Scottish shares look a remarkable three-way bet. If Mr Froggatt does recapture past glories the shares will regain their old momentum. Should he fail the group will be a sitting duck for a predator.The third way is the likelihood that it is immaterial what Mr Froggatt manages to achieve, because Scottish is destined to fall into the arms of a bidder.

I descended on Scottish in the summer of 1999. The shares were among my early recruits. I paid 394p and for a couple of years the shares never looked back, even nudging 700p. Then came the ragged retreat, all the way to 293.25p. Last year they suffered the indignity of claiming the Footsie wooden spoon, falling more than 18 per cent. But this year the old tartan army has enjoyed a renaissance, up almost 50p at one time.

Scottish is the sole survivor of the major brewers that once dominated the drinks industry. Ironically it was actually the smallest of the seemingly imperious big six. It has striven to establish an international presence, buying, among others, Kronenbourg of France, and, through buying Hartwall of Finland, becoming a major influence in Russia and the Ukraine. But compared with other giants of the global beerage it is still small beer, representing a seemingly irresistible swallow.

Anheuser Busch of the US is the world's biggest brewer and is not renowned for takeover activity. Yet it could be tempted by Scottish's European involvement. Interbrew of Belgium, Heineken of Holland and Carlsberg of Denmark are other possible predators. Even the Diageo spirits behemoth is said to be interested. But SABMiller, the South African group, is seen as the most likely to strike..

If Scottish is forced into a merger it would probably opt for Carlsberg. The two are partners in Russia and the Ukraine (where they have suffered disappointing results) and, intriguingly, have embarked on a technical alliance in this country.
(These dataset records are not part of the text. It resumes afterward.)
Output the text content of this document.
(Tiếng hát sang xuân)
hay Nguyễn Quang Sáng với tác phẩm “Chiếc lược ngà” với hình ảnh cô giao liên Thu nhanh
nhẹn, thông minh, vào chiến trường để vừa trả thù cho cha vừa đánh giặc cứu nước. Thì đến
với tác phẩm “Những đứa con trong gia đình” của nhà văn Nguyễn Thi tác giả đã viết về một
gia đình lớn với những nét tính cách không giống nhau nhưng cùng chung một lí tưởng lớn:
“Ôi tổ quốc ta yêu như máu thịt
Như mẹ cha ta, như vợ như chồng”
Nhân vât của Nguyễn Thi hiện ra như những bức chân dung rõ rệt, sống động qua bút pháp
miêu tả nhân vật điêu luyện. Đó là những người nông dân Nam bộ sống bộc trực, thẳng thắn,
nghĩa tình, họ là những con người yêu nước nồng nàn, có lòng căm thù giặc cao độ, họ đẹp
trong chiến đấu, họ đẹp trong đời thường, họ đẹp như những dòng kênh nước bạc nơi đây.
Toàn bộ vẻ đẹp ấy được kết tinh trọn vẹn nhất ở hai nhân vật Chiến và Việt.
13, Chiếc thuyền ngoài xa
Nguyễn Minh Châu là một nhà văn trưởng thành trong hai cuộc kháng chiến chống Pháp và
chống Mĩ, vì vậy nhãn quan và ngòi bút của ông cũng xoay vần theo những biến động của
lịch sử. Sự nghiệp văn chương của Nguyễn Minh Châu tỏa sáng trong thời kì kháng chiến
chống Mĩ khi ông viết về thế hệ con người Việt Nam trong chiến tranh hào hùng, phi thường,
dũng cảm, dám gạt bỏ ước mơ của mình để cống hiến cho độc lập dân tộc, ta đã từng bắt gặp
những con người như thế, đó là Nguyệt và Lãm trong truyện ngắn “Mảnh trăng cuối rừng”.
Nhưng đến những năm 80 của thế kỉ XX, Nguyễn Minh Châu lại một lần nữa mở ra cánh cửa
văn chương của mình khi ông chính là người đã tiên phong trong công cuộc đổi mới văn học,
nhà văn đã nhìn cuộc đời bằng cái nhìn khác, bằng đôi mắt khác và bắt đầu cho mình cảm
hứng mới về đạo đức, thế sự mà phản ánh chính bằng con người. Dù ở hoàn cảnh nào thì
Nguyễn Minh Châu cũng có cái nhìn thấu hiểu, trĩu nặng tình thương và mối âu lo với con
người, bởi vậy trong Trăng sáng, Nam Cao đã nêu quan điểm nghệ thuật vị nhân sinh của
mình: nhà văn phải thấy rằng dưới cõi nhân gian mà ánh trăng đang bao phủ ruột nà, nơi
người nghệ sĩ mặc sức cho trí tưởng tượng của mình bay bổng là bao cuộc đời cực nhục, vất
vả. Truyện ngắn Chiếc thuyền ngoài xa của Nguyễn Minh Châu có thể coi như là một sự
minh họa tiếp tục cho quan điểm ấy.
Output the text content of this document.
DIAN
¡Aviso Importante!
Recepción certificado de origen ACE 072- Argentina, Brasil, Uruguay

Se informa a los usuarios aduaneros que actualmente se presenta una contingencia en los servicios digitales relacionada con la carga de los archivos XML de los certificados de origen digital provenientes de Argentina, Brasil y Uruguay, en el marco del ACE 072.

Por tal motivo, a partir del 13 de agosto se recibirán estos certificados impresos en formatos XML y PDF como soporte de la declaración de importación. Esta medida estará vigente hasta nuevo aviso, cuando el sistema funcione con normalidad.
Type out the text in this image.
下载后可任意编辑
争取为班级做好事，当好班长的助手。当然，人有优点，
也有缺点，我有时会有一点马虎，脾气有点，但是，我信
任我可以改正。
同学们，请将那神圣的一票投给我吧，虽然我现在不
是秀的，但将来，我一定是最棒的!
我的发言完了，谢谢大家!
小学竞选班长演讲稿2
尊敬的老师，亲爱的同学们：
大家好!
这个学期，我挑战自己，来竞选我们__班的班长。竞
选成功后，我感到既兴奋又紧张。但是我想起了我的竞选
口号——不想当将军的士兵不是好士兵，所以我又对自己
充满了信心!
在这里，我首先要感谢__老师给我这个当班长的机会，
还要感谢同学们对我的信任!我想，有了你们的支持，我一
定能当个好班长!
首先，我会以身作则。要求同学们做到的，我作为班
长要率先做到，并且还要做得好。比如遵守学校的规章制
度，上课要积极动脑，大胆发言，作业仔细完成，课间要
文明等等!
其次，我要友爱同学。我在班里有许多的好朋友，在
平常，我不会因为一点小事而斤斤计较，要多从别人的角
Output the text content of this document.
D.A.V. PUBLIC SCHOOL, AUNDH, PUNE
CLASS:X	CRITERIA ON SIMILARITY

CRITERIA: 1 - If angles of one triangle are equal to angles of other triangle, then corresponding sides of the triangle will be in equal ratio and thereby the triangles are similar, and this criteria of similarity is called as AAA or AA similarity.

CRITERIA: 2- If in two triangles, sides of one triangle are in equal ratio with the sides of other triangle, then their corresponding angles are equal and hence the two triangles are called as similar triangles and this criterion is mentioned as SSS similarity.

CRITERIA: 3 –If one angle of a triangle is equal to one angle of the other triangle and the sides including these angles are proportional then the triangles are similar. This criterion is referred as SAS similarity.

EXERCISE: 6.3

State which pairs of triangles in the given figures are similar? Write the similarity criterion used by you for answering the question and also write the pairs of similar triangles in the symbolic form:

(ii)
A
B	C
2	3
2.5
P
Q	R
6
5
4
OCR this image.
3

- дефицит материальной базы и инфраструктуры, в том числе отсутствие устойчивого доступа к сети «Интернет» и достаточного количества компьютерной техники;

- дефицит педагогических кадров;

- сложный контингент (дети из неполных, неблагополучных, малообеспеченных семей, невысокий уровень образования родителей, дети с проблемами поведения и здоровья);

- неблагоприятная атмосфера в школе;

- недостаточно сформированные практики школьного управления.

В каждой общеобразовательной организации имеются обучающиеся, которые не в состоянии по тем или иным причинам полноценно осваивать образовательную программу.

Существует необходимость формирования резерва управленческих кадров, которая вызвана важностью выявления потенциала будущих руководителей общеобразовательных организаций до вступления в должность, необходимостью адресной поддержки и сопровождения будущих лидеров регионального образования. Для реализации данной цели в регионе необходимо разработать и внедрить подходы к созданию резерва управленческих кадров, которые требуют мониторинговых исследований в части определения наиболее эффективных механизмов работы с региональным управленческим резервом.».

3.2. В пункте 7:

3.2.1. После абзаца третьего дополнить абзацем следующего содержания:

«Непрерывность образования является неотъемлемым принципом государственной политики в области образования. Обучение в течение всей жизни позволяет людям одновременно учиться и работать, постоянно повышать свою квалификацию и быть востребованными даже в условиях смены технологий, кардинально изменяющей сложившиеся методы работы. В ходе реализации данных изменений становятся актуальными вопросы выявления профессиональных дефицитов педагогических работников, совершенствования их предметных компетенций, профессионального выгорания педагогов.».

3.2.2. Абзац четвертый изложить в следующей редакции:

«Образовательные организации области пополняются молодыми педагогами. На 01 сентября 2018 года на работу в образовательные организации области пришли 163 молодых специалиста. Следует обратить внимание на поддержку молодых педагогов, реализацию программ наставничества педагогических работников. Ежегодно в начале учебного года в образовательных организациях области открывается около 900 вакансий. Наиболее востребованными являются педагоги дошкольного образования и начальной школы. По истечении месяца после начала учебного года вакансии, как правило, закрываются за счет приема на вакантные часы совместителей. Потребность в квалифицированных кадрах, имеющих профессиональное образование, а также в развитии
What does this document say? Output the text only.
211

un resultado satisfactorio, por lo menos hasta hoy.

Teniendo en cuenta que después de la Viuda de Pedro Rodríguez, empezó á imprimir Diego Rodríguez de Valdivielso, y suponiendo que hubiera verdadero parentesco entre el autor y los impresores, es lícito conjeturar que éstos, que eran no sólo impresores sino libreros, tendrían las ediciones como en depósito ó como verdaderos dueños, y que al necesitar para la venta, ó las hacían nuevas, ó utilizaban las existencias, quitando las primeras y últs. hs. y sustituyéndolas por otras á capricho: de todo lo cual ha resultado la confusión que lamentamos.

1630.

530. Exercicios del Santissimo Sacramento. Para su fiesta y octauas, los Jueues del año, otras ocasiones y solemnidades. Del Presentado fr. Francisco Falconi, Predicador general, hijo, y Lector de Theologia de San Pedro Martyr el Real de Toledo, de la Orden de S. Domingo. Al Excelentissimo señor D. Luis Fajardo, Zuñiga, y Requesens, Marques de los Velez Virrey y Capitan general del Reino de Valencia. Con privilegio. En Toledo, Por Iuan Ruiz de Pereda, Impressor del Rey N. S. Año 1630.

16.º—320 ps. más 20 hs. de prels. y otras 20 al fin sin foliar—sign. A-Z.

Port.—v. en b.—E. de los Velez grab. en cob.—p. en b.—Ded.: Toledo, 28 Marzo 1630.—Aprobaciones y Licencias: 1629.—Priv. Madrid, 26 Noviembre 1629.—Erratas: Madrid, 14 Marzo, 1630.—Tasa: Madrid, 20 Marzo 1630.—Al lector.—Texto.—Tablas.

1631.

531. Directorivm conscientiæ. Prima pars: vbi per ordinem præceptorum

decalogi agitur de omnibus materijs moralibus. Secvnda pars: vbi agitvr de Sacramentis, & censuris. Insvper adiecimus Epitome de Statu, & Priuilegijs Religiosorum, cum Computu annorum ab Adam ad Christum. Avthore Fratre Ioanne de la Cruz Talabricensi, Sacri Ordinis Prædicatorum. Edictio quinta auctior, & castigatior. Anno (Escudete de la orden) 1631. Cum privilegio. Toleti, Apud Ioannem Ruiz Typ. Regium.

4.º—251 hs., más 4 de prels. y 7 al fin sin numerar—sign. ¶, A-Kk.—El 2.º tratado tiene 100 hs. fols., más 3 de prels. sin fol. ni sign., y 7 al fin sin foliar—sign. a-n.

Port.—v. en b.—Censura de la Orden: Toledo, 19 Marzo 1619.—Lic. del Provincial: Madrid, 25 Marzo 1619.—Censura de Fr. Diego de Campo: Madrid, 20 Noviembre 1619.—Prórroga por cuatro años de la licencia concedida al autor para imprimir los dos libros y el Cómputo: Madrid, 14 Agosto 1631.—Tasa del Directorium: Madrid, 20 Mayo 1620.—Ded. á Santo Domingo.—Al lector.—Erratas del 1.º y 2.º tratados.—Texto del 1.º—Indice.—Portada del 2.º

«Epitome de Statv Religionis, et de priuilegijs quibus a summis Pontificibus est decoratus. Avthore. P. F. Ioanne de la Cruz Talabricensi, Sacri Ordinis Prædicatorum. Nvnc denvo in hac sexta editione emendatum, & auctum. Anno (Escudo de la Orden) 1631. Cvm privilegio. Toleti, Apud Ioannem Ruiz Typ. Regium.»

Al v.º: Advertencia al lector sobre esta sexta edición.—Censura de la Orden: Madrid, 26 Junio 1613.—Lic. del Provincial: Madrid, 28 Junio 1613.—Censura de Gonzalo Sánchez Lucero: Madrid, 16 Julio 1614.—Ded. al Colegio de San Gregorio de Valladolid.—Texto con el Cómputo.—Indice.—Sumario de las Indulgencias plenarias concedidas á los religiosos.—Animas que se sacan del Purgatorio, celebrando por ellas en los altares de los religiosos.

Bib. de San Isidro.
Scottish, the John Smiths bitter and Fosters lager group, needs a major international splash to grow out of the reach of its bigger rivals. Last year it misguidedly sold its pubs chain, collecting £2.5bn. Although still relatively heavily borrowed, the sale of the 1,500-strong estate provides extra ammunition for any takeover action. It paid over the odds for a stake in a Chinese brewer but resisted the temptation to pay a fancy price for Holsten, the famed German group which seems set to fall to Carlsberg.

I believe the City undermined Scottish. At a time when profits were flat it pressured the group into selling its pubs, claiming its shares would, as a focused brewer, enjoy a higher rating. Arrant nonsense. The shares remained unimpressed and takeover rumours and recovery hopes provided the recent strength.

The sacrifice of the pub encumbrance increases the possibility of a bid. Overseas brewers are not keen on retailing and would probably choke at the prospect of having to fork out £2.5bn for bricks and mortar, even if they planned to sell them on. So, it could be argued, Scottish has actually increased its vulnerability to a strike.

The brewing revival means that only two no pain, no gain shares are in the red, Wyatt, the risk consultancy that has fallen a shade below my buying price, and the long-running basket case, Profile Media.

I am not losing sleep over Wyatt, a speculative investment, where I am relying on Bob Holt, the man behind the successful Mears support services group, to work his magic. Profile is, belatedly, showing signs of recovery. With its restructuring completed the shares, although still recording a wounding loss, have edged ahead. And a mystery buyer has picked up almost a quarter of the company. Any corporate activity at the 4p or so price now prevailing will not do much to soften the pain the portfolio has suffered.